During the roll out of this feature in Production via gitlab-com/gl-infra&905, specifically to the Shared Runners:

A number of the users reported unexpected job failures: https://gitlab.com/gitlab-com/ops-sub-department/section-ops-request-for-help/-/issues/91.

Steps to reproduce

I was unable to reproduce the bug in any of the other runners that have it enabled in Production. See https://gitlab.com/gitlab-com/gl-infra/reliability/-/issues/17541.

Actual behavior

Jobs fail with the error: Cannot connect to the Docker daemon at unix:///var/run/docker.sock. Is the docker daemon running?

Expected behavior

Jobs are passing successfully.

Relevant logs and/or screenshots

job log
Running with gitlab-runner 15.9.0~beta.115.g598a7c91 (598a7c91)
  on blue-1.shared.runners-manager.gitlab.com/default j1aLDqxS, system ID: s_b437a71a38f9
  feature flags: FF_NETWORK_PER_BUILD:true
...

$ docker pull $REGISTRY_PATH:$DOCKER_IMAGE_TAG
Cannot connect to the Docker daemon at unix:///var/run/docker.sock.
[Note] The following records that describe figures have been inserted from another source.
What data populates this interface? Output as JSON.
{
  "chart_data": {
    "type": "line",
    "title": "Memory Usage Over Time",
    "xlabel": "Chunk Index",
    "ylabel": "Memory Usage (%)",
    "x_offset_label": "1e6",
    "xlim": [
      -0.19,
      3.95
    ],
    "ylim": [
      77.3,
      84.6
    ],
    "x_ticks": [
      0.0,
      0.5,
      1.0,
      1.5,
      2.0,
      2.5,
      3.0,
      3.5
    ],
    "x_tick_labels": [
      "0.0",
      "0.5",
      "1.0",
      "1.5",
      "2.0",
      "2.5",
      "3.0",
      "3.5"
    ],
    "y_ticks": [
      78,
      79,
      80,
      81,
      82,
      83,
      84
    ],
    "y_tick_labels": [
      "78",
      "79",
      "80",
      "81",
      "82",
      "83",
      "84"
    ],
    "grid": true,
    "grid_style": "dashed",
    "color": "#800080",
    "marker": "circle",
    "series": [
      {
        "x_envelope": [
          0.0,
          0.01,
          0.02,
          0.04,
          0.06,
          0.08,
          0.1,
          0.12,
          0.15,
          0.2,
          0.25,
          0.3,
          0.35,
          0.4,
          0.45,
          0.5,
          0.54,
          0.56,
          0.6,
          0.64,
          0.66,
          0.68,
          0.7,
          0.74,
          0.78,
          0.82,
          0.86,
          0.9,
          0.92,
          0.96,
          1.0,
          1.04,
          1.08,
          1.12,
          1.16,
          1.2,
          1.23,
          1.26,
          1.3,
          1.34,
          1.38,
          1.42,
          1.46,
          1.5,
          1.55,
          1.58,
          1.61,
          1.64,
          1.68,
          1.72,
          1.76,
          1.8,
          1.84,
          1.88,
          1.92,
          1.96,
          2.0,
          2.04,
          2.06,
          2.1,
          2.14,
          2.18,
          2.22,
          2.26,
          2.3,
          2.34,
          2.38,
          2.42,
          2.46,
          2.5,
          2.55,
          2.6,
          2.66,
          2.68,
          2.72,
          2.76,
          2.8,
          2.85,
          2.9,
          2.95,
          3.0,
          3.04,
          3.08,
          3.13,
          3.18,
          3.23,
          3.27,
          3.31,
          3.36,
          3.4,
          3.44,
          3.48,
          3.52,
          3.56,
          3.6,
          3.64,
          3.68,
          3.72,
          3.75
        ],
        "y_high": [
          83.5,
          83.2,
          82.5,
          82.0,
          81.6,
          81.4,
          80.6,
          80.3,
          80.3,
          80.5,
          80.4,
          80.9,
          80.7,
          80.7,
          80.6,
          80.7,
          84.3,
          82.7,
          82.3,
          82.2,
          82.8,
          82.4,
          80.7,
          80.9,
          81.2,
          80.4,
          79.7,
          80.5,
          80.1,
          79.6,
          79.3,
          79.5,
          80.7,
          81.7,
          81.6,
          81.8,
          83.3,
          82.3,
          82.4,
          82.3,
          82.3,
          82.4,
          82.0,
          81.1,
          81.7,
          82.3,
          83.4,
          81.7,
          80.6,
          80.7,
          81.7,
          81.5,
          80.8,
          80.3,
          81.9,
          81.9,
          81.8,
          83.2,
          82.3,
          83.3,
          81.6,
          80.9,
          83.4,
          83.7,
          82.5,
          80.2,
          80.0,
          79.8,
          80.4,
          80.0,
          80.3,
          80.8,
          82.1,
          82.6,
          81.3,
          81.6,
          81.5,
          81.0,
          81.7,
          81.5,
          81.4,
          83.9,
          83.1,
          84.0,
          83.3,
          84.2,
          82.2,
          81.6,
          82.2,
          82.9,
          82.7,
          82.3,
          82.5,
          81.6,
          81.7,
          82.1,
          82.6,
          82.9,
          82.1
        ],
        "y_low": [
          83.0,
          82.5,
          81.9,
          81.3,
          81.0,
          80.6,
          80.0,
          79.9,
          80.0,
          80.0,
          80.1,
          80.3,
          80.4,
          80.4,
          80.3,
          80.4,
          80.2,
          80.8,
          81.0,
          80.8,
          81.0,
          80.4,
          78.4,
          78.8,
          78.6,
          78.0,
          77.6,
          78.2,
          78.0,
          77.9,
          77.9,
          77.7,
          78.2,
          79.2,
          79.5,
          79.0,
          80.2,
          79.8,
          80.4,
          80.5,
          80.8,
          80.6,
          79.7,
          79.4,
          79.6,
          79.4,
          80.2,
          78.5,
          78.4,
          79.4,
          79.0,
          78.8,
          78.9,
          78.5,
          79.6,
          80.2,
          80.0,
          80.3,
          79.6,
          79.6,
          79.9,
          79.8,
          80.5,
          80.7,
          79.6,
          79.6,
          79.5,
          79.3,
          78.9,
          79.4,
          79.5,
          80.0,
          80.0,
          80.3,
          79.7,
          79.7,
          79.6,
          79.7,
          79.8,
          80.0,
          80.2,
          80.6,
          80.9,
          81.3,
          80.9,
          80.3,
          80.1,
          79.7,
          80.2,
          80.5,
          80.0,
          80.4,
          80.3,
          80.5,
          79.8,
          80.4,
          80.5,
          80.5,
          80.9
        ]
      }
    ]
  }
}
Is the docker daemon running?
Cleaning up project directory and file based variables
00:01
ERROR: Job failed: exit code 1

See https://gitlab.com/gitlab-com/ops-sub-department/section-ops-request-for-help/-/issues/91 for more details.

Environment description

GitLab SaaS shared Linux runners.

Used GitLab Runner version

Running with gitlab-runner 15.9.0~beta.115.g598a7c91 (598a7c91)

Possible fixes

Turn off the feature in config.toml.

Users should also be able to override the feature flag in .gitlab-ci.yml, but that's not currently working as expected, see: #30884 (closed).